Over the years, they have been subject to increasingly aggressive racial abuse and attempts to resettle tribes under the ideology of ‘civilising’ the tribes. Yet in cases where families have been re-homed by the Indonesian government, there have been catastrophic consequences, with contacted Hongana Manyawa people describing it as a ‘plague’ and a ‘prison’, according to the charity. The members are extremely vulnerable to diseases from wider society, making it all the more important that industrial activity stops venturing into their territory.
Pearce said: ‘These mining companies should stay out of the Hongana Manyawa’s land, period. We call upon the Indonesian government to urgently recognise and protect the Hongana Manyawa’s territory.’
When contacted by Geographical, Eramet said this: ‘The potential impacts of the mining activity on the Tobelo community have been a constant concern for Weda Bay Nickel. That is why we have been conducting our independent due diligence and have been supported by ethnological specialists to build culturally appropriate relationships with the O’ Hongana Manyawa people within our mining concession.
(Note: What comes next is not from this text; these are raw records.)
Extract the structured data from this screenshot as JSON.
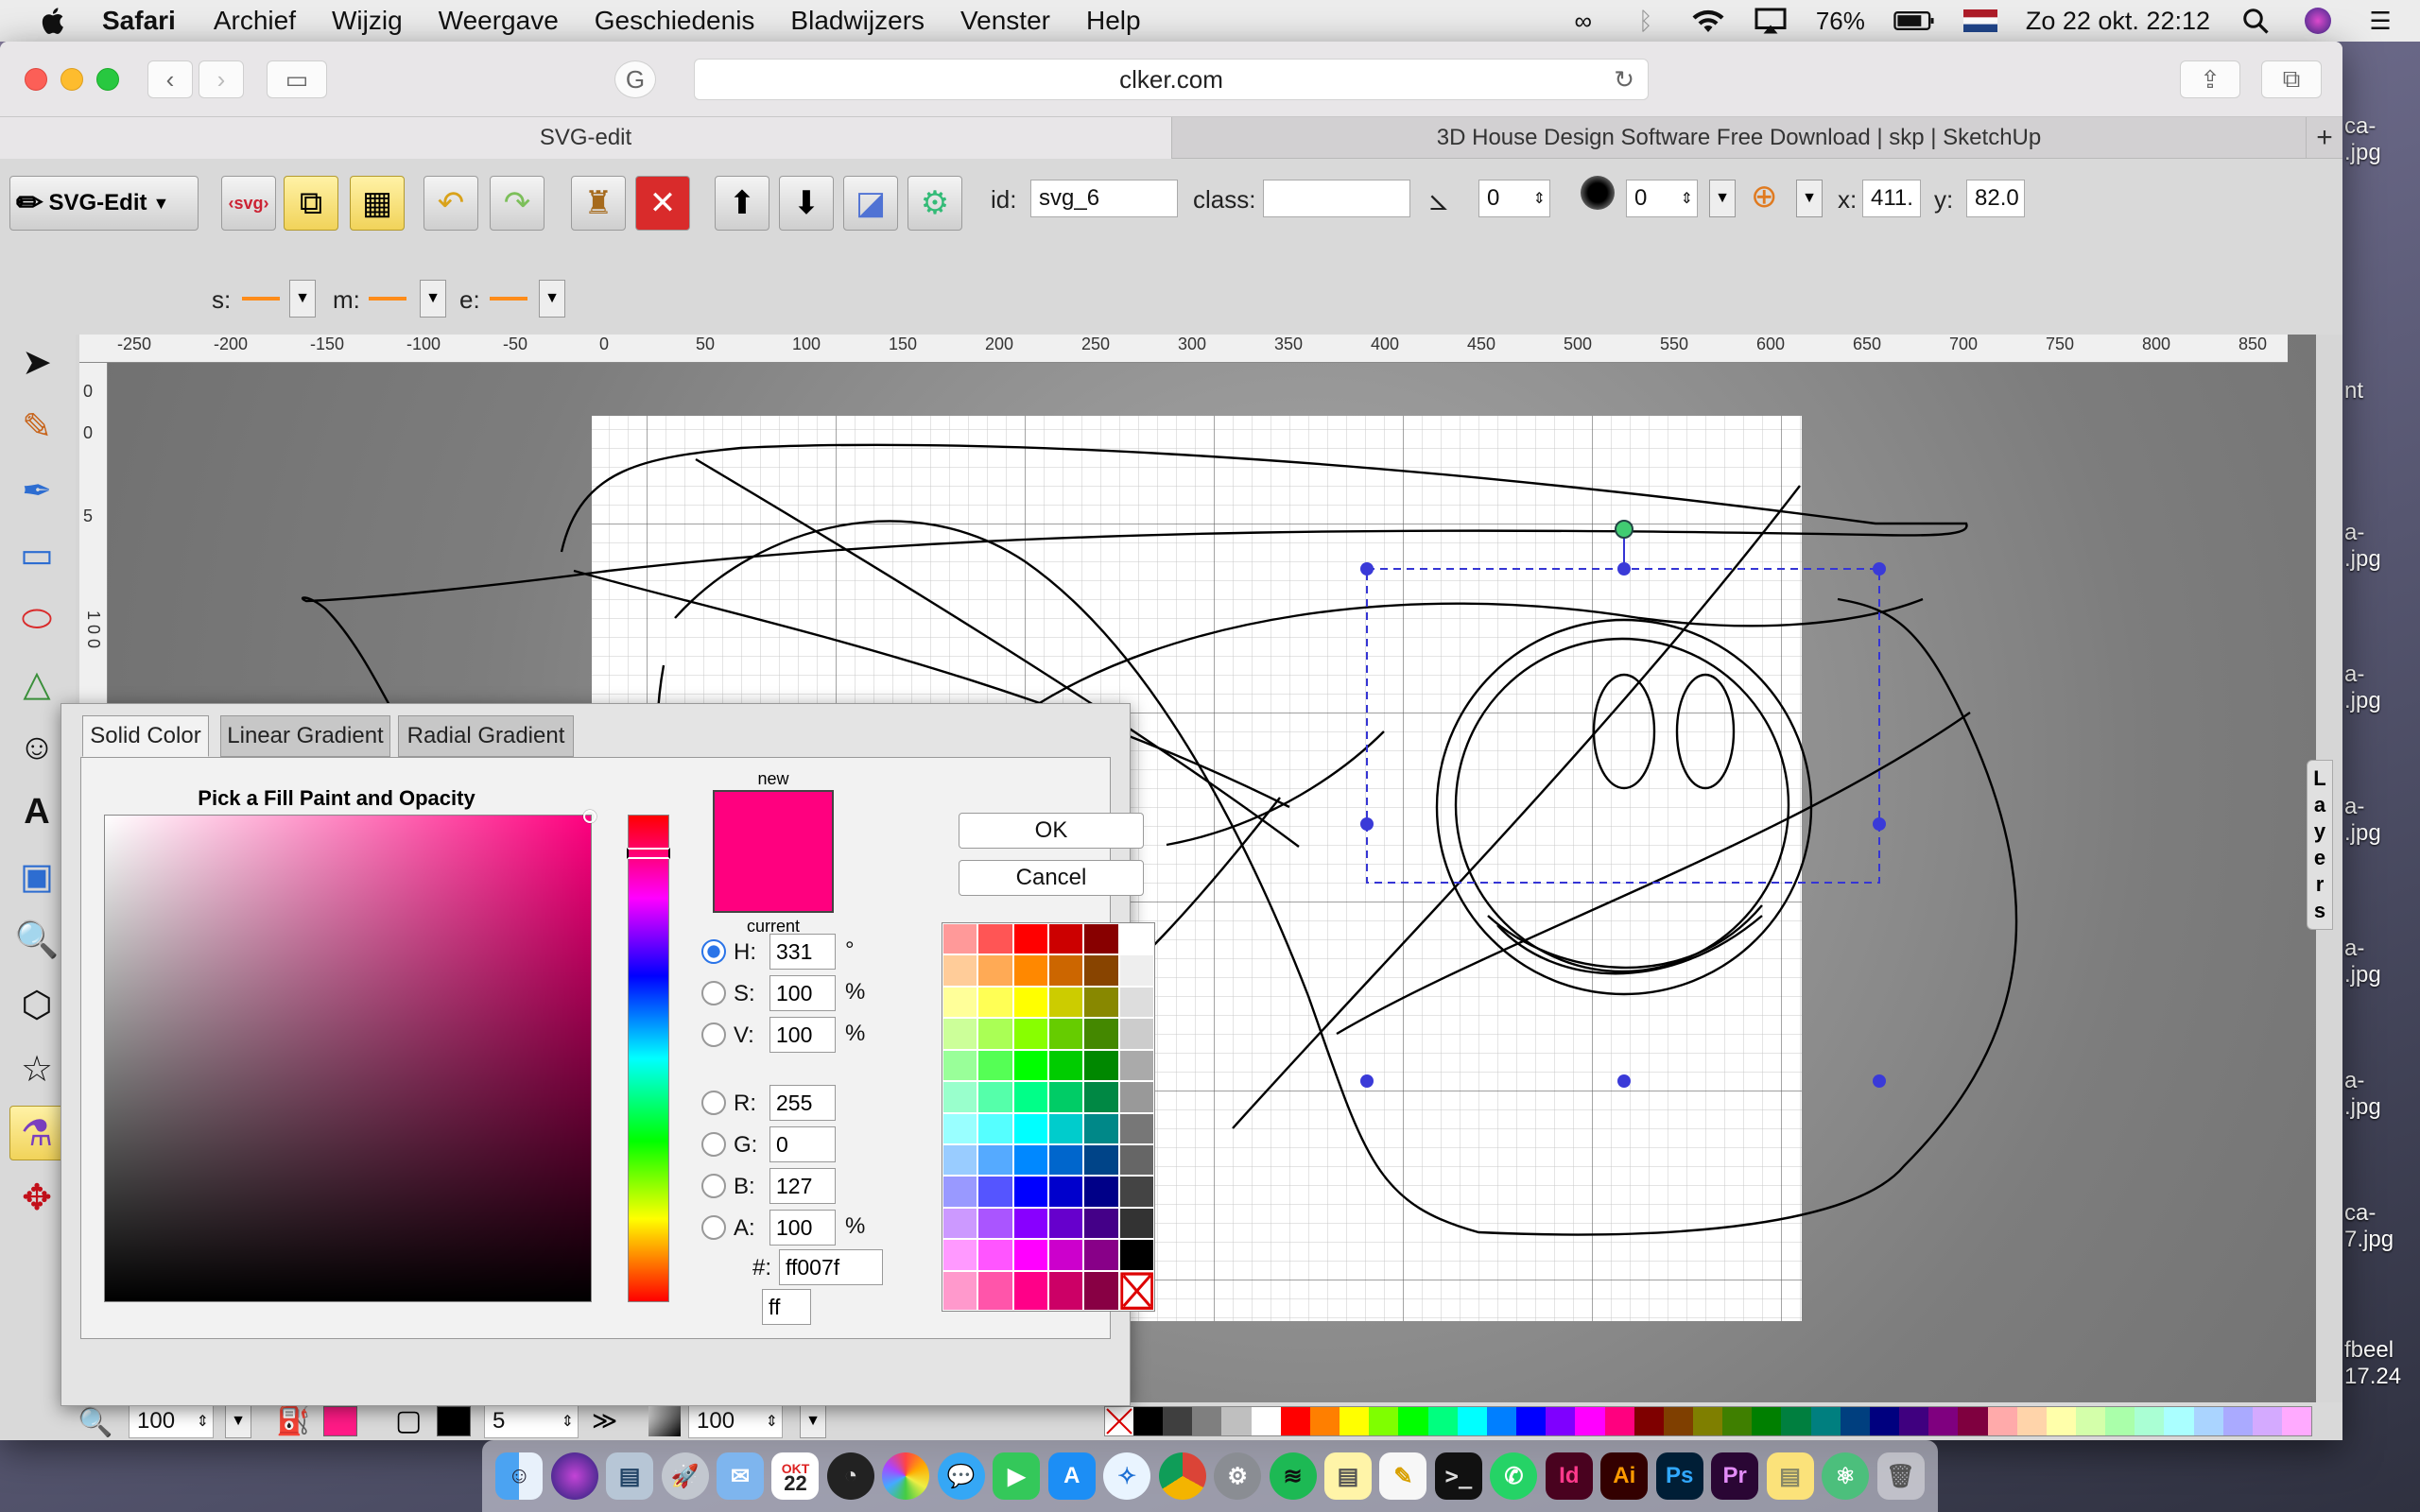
{
  "menubar": {
    "app": "Safari",
    "items": [
      "Archief",
      "Wijzig",
      "Weergave",
      "Geschiedenis",
      "Bladwijzers",
      "Venster",
      "Help"
    ],
    "battery": "76%",
    "datetime": "Zo 22 okt.  22:12"
  },
  "browser": {
    "url": "clker.com",
    "tabs": [
      "SVG-edit",
      "3D House Design Software Free Download | skp | SketchUp"
    ],
    "new_tab": "+"
  },
  "toolbar": {
    "menu_label": "SVG-Edit",
    "id_label": "id:",
    "id_value": "svg_6",
    "class_label": "class:",
    "class_value": "",
    "angle_value": "0",
    "blur_value": "0",
    "x_label": "x:",
    "x_value": "411.",
    "y_label": "y:",
    "y_value": "82.0",
    "markers": {
      "s": "s:",
      "m": "m:",
      "e": "e:"
    }
  },
  "rulers": {
    "h": [
      "-250",
      "-200",
      "-150",
      "-100",
      "-50",
      "0",
      "50",
      "100",
      "150",
      "200",
      "250",
      "300",
      "350",
      "400",
      "450",
      "500",
      "550",
      "600",
      "650",
      "700",
      "750",
      "800",
      "850"
    ],
    "v": [
      "0",
      "5",
      "1 0 0"
    ]
  },
  "layers_tab": [
    "L",
    "a",
    "y",
    "e",
    "r",
    "s"
  ],
  "color_picker": {
    "tabs": [
      "Solid Color",
      "Linear Gradient",
      "Radial Gradient"
    ],
    "active_tab": 0,
    "title": "Pick a Fill Paint and Opacity",
    "new_label": "new",
    "current_label": "current",
    "new_color": "#ff007f",
    "ok": "OK",
    "cancel": "Cancel",
    "fields": {
      "H": {
        "label": "H:",
        "value": "331",
        "unit": "°"
      },
      "S": {
        "label": "S:",
        "value": "100",
        "unit": "%"
      },
      "V": {
        "label": "V:",
        "value": "100",
        "unit": "%"
      },
      "R": {
        "label": "R:",
        "value": "255",
        "unit": ""
      },
      "G": {
        "label": "G:",
        "value": "0",
        "unit": ""
      },
      "B": {
        "label": "B:",
        "value": "127",
        "unit": ""
      },
      "A": {
        "label": "A:",
        "value": "100",
        "unit": "%"
      }
    },
    "hex_label": "#:",
    "hex_value": "ff007f",
    "alpha_hex": "ff",
    "swatches": [
      [
        "#ff9999",
        "#ff5555",
        "#ff0000",
        "#cc0000",
        "#880000",
        "#ffffff"
      ],
      [
        "#ffcc99",
        "#ffaa55",
        "#ff8800",
        "#cc6600",
        "#884400",
        "#eeeeee"
      ],
      [
        "#ffff99",
        "#ffff55",
        "#ffff00",
        "#cccc00",
        "#888800",
        "#dddddd"
      ],
      [
        "#ccff99",
        "#aaff55",
        "#88ff00",
        "#66cc00",
        "#448800",
        "#cccccc"
      ],
      [
        "#99ff99",
        "#55ff55",
        "#00ff00",
        "#00cc00",
        "#008800",
        "#aaaaaa"
      ],
      [
        "#99ffcc",
        "#55ffaa",
        "#00ff88",
        "#00cc66",
        "#008844",
        "#999999"
      ],
      [
        "#99ffff",
        "#55ffff",
        "#00ffff",
        "#00cccc",
        "#008888",
        "#777777"
      ],
      [
        "#99ccff",
        "#55aaff",
        "#0088ff",
        "#0066cc",
        "#004488",
        "#666666"
      ],
      [
        "#9999ff",
        "#5555ff",
        "#0000ff",
        "#0000cc",
        "#000088",
        "#444444"
      ],
      [
        "#cc99ff",
        "#aa55ff",
        "#8800ff",
        "#6600cc",
        "#440088",
        "#333333"
      ],
      [
        "#ff99ff",
        "#ff55ff",
        "#ff00ff",
        "#cc00cc",
        "#880088",
        "#000000"
      ],
      [
        "#ff99cc",
        "#ff55aa",
        "#ff0088",
        "#cc0066",
        "#880044",
        "none"
      ]
    ]
  },
  "bottom": {
    "zoom": "100",
    "stroke_width": "5",
    "opacity": "100",
    "fill_color": "#ff1a86",
    "stroke_color": "#000000",
    "palette": [
      "#000000",
      "#3f3f3f",
      "#7f7f7f",
      "#bfbfbf",
      "#ffffff",
      "#ff0000",
      "#ff7f00",
      "#ffff00",
      "#7fff00",
      "#00ff00",
      "#00ff7f",
      "#00ffff",
      "#007fff",
      "#0000ff",
      "#7f00ff",
      "#ff00ff",
      "#ff007f",
      "#7f0000",
      "#7f3f00",
      "#7f7f00",
      "#3f7f00",
      "#007f00",
      "#007f3f",
      "#007f7f",
      "#003f7f",
      "#00007f",
      "#3f007f",
      "#7f007f",
      "#7f003f",
      "#ffaaaa",
      "#ffd4aa",
      "#ffffaa",
      "#d4ffaa",
      "#aaffaa",
      "#aaffd4",
      "#aaffff",
      "#aad4ff",
      "#aaaaff",
      "#d4aaff",
      "#ffaaff"
    ]
  },
  "desktop_files": [
    "ca-\n.jpg",
    "nt",
    "a-\n.jpg",
    "a-\n.jpg",
    "a-\n.jpg",
    "a-\n.jpg",
    "a-\n.jpg",
    "ca-\n7.jpg",
    "fbeel\n17.24"
  ],
  "dock": [
    "Finder",
    "Siri",
    "Preview",
    "Launchpad",
    "Mail",
    "Agenda",
    "Dashboard",
    "Foto's",
    "Berichten",
    "FaceTime",
    "App Store",
    "Safari",
    "Chrome",
    "Systeemvoorkeuren",
    "Spotify",
    "Notities",
    "Stickies",
    "Terminal",
    "WhatsApp",
    "Id",
    "Ai",
    "Ps",
    "Pr",
    "Stickies2",
    "Atom",
    "Prullenmand"
  ],
  "dock_labels": {
    "id": "Id",
    "ai": "Ai",
    "ps": "Ps",
    "pr": "Pr",
    "cal_month": "OKT",
    "cal_day": "22"
  }
}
‘We are stunned by what the video is showing. This is not related to WBN mining or exploration activities. We are open to discuss with Survival International to clarify the facts, and make sure that WBN plays an active role to engage in culturally appropriate way with the O’ Hongana Manyawa people.’
But Callum Russell, the Asia research and advocacy Officer at Survival responded to their comments, saying: ‘The video was taken only around a day’s walk from the WBN concession and it features people directly affected by WBN.’
Only recently, Eramet claimed ‘there is no evidence suggesting that there would be uncontacted Forest Tobelo living in or around WBN’s concession.’ Yet documents obtained by Geographical indicate that the company has known of the presence of uncontacted tribes in the area since 2012.
Russel noted the irony of the danger to the indigenous people, who are famed for their reverence and guardianship of the Indonesian rainforests and are now threatened by an industry-related in most people’s minds to the ‘green transition’.
‘We should be supporting the indigenous people who are the guardians of the lungs of the planet such as the Hongana Manyawa. That’s how we need to be protecting biodiversity and protecting the earth from the catastrophic effects of climate change,’ he said. ‘We would urge everyone to stand in solidarity with the Hongana Manyawa people.’
Survival International say the public can support the campaign to stop these companies from razing the Halmahera forest by sending letters to the companies involved.
Tesla did not respond to a request for comment.